The Mystery of Asking
Why do we pray? If God already knows what we need before we ask, and God actually cares about us more than we care about ourselves, then why do we have to ask, receive, seek, find, (Matthew 7:7)? This is the mystery of asking. Prayer is a symbiotic relationship with life and with God, a synergy which creates a result larger than the exchange itself. We ask not to change God, but to change ourselves. We pray to form a living relationship, not to get things done. We need to pray to keep the symbiotic relationship moving and growing. Prayer is not a way to try to control God, or even to get what we want.
Prayers of intercession or petition are one way of situating our life within total honesty and structural truth. We are all forever beggars before God and the universe. We can never engineer or guide our own transformation or conversion. If we try, it will be a self-centered and well-controlled version of conversion, with most of our preferences still fully in place, but now well-disguised. We must “humbly ask God to remove our shortcomings.” It’s important that we ask, seek, and knock to keep ourselves in the right relationship with Life Itself.
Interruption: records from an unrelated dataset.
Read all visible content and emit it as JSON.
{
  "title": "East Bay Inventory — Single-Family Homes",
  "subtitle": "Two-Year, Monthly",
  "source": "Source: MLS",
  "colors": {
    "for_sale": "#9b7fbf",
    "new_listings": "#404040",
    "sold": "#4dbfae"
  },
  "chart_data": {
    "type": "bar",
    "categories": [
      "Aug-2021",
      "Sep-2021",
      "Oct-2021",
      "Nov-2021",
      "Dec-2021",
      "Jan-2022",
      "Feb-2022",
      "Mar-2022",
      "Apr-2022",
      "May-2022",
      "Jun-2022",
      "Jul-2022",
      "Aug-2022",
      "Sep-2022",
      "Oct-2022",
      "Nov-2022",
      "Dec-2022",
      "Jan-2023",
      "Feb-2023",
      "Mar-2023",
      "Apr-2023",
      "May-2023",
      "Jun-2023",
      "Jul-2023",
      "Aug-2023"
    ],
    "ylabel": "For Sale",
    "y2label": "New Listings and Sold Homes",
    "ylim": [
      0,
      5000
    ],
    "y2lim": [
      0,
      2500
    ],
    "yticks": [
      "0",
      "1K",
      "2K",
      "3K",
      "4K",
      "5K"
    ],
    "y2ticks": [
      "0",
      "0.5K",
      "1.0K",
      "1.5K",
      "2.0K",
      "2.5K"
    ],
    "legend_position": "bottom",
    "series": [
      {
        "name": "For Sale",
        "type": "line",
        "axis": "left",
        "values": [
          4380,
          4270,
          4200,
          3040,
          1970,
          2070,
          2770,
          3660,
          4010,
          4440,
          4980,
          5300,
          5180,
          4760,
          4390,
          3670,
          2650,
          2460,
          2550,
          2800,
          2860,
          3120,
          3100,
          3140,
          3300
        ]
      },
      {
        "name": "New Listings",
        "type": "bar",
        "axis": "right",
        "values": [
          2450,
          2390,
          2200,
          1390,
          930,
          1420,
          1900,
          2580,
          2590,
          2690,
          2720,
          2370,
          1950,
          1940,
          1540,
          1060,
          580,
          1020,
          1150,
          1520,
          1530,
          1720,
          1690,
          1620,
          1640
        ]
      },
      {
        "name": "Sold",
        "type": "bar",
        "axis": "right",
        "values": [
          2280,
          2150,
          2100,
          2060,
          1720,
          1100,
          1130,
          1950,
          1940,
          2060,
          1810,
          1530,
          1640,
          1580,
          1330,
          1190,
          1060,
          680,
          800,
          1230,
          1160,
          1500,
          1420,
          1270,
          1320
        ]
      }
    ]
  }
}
Life is a gift, totally given to us without cost, every day of it, and every part of it. A daily and chosen “attitude of gratitude” will keep our hands open to expect that life, allow that life, and receive that life at ever-deeper levels of satisfaction—but never to think we deserve it.
O Mighty God, Help this world to know what is wrong and what is right. Provide peace and hope to those who are suffering from injustice. Show them that you are there, and you care for them and that you will make all things right. God, I pray for a world full of love and compassion.